Forum Moderators: Robert Charlton & goodroi

Message Too Old, No Replies

Google Crawl Budget - Googlebot Crawling Rates and Demands

         

engine

3:43 pm on Jan 19, 2017 (gmt 0)

WebmasterWorld Administrator 10+ Year Member Top Contributors Of The Month



Googlebot is designed to be a good Netizien so that it doesn't hog resources, or slow a site to degrade a site visitor's experince, says Google's Gary Illyes, in a blog post about Google Crawl Budget.

The blog post goes on to describe what affects the crawl rate, including the performance of a site. Seach Console limits won't necessarily speed up or slow down a crawl, but it'll make googlebot aware if you particularly want to slow down crawling.

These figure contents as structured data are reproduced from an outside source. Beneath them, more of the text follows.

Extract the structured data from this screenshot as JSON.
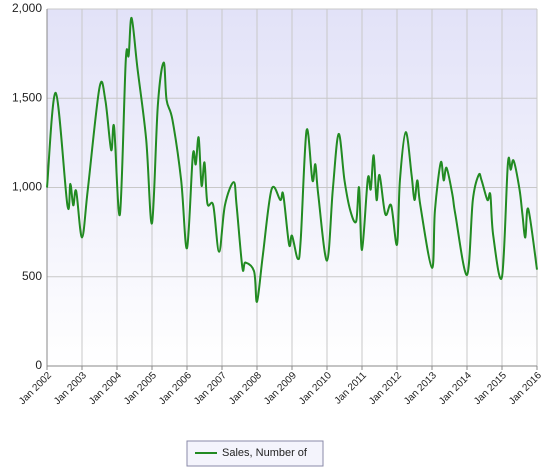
{
  "chart_data": {
    "type": "line",
    "x": [
      "2002-01",
      "2002-04",
      "2002-08",
      "2002-09",
      "2002-10",
      "2002-11",
      "2003-01",
      "2003-03",
      "2003-07",
      "2003-09",
      "2003-11",
      "2003-12",
      "2004-02",
      "2004-04",
      "2004-05",
      "2004-06",
      "2004-08",
      "2004-11",
      "2005-01",
      "2005-03",
      "2005-05",
      "2005-06",
      "2005-08",
      "2005-11",
      "2006-01",
      "2006-03",
      "2006-04",
      "2006-05",
      "2006-06",
      "2006-07",
      "2006-08",
      "2006-10",
      "2006-12",
      "2007-02",
      "2007-05",
      "2007-06",
      "2007-08",
      "2007-09",
      "2007-12",
      "2008-01",
      "2008-03",
      "2008-06",
      "2008-09",
      "2008-10",
      "2008-12",
      "2009-01",
      "2009-03",
      "2009-04",
      "2009-06",
      "2009-08",
      "2009-09",
      "2009-10",
      "2010-01",
      "2010-03",
      "2010-05",
      "2010-07",
      "2010-09",
      "2010-11",
      "2010-12",
      "2011-01",
      "2011-03",
      "2011-04",
      "2011-05",
      "2011-06",
      "2011-07",
      "2011-09",
      "2011-11",
      "2012-01",
      "2012-02",
      "2012-04",
      "2012-06",
      "2012-07",
      "2012-08",
      "2012-09",
      "2013-01",
      "2013-02",
      "2013-04",
      "2013-05",
      "2013-06",
      "2013-08",
      "2013-09",
      "2014-01",
      "2014-03",
      "2014-05",
      "2014-06",
      "2014-08",
      "2014-09",
      "2014-10",
      "2015-01",
      "2015-03",
      "2015-04",
      "2015-05",
      "2015-07",
      "2015-08",
      "2015-09",
      "2015-10",
      "2016-01"
    ],
    "series": [
      {
        "name": "Sales, Number of",
        "color": "#228b22",
        "values": [
          1000,
          1530,
          900,
          1020,
          900,
          980,
          720,
          990,
          1560,
          1490,
          1210,
          1340,
          850,
          1710,
          1740,
          1950,
          1670,
          1270,
          800,
          1460,
          1700,
          1490,
          1380,
          1040,
          660,
          1180,
          1130,
          1280,
          1010,
          1140,
          910,
          900,
          640,
          900,
          1030,
          900,
          550,
          580,
          530,
          360,
          620,
          990,
          930,
          960,
          680,
          730,
          600,
          710,
          1320,
          1040,
          1130,
          960,
          590,
          990,
          1300,
          1040,
          870,
          810,
          1000,
          650,
          1050,
          990,
          1180,
          930,
          1070,
          850,
          900,
          680,
          1040,
          1310,
          1070,
          930,
          1040,
          900,
          550,
          870,
          1140,
          1040,
          1110,
          960,
          850,
          510,
          930,
          1070,
          1040,
          930,
          960,
          730,
          500,
          1130,
          1100,
          1150,
          990,
          850,
          720,
          880,
          540
        ]
      }
    ],
    "xlim": [
      "2002-01",
      "2016-01"
    ],
    "xticks": [
      {
        "value": "2002-01",
        "label": "Jan 2002"
      },
      {
        "value": "2003-01",
        "label": "Jan 2003"
      },
      {
        "value": "2004-01",
        "label": "Jan 2004"
      },
      {
        "value": "2005-01",
        "label": "Jan 2005"
      },
      {
        "value": "2006-01",
        "label": "Jan 2006"
      },
      {
        "value": "2007-01",
        "label": "Jan 2007"
      },
      {
        "value": "2008-01",
        "label": "Jan 2008"
      },
      {
        "value": "2009-01",
        "label": "Jan 2009"
      },
      {
        "value": "2010-01",
        "label": "Jan 2010"
      },
      {
        "value": "2011-01",
        "label": "Jan 2011"
      },
      {
        "value": "2012-01",
        "label": "Jan 2012"
      },
      {
        "value": "2013-01",
        "label": "Jan 2013"
      },
      {
        "value": "2014-01",
        "label": "Jan 2014"
      },
      {
        "value": "2015-01",
        "label": "Jan 2015"
      },
      {
        "value": "2016-01",
        "label": "Jan 2016"
      }
    ],
    "ylim": [
      0,
      2000
    ],
    "yticks": [
      0,
      500,
      {
        "value": 1000,
        "label": "1,000"
      },
      {
        "value": 1500,
        "label": "1,500"
      },
      {
        "value": 2000,
        "label": "2,000"
      }
    ],
    "grid": true,
    "legend": "bottom"
  }
}
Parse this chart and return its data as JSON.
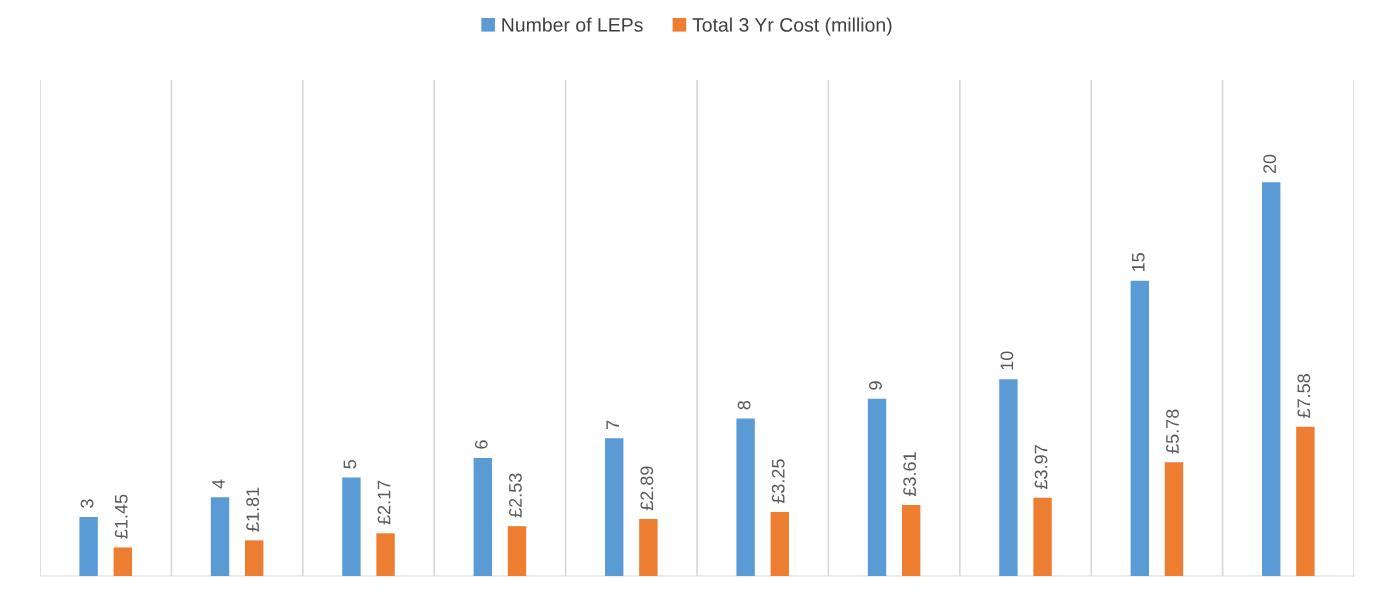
{
  "chart_data": {
    "type": "bar",
    "categories": [
      null,
      null,
      null,
      null,
      null,
      null,
      null,
      null,
      null,
      null
    ],
    "series": [
      {
        "name": "Number of LEPs",
        "color": "#5b9bd5",
        "values": [
          3,
          4,
          5,
          6,
          7,
          8,
          9,
          10,
          15,
          20
        ],
        "value_labels": [
          "3",
          "4",
          "5",
          "6",
          "7",
          "8",
          "9",
          "10",
          "15",
          "20"
        ]
      },
      {
        "name": "Total 3 Yr Cost (million)",
        "color": "#ed7d31",
        "values": [
          1.45,
          1.81,
          2.17,
          2.53,
          2.89,
          3.25,
          3.61,
          3.97,
          5.78,
          7.58
        ],
        "value_labels": [
          "£1.45",
          "£1.81",
          "£2.17",
          "£2.53",
          "£2.89",
          "£3.25",
          "£3.61",
          "£3.97",
          "£5.78",
          "£7.58"
        ]
      }
    ],
    "grid": "x",
    "legend": "top"
  }
}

Popular urls will be crawled much faster, and the system is devised to avoid staleness of indexed urls.
Factors affecting crawl budget
According to our analysis, having many low-value-add URLs can negatively affect a site's crawling and indexing. We found that the low-value-add URLs fall into these categories, in order of significance:

  • Faceted navigation and session identifiers
  • On-site duplicate content
  • Soft error pages
  • Hacked pages
  • Infinite spaces and proxies
  • Low quality and spam content
    Google Crawl Budget - Googlebot Crawling Rates and Demands [webmasters.googleblog.com]


  • There's an FAQ on there, too, which it's quite clear many will already know, such as whether crawling is a ranking factor. The short answer is no. Any URL on a site represents part of the crawl budget, including AMP urls, CSS, JavaScript, and long redirect chains.

    It's worth a quick read over the blog post.

    Additionally, this earlier document on Crawling and Indexing is still relevant.
    [webmasters.googleblog.com...]

    keyplyr

    3:24 am on Jan 20, 2017 (gmt 0)

    WebmasterWorld Senior Member 10+ Year Member Top Contributors Of The Month



    It would be nice if all SEs did this. For me however, Googlebot has never been the abuser.

    Currently, Bing is crawling my entire 300 pages every day & asking for many pages several times. Then there's the other 5 or 6 SEs hitting my server several times a week & pounding my image file directories (3k files.)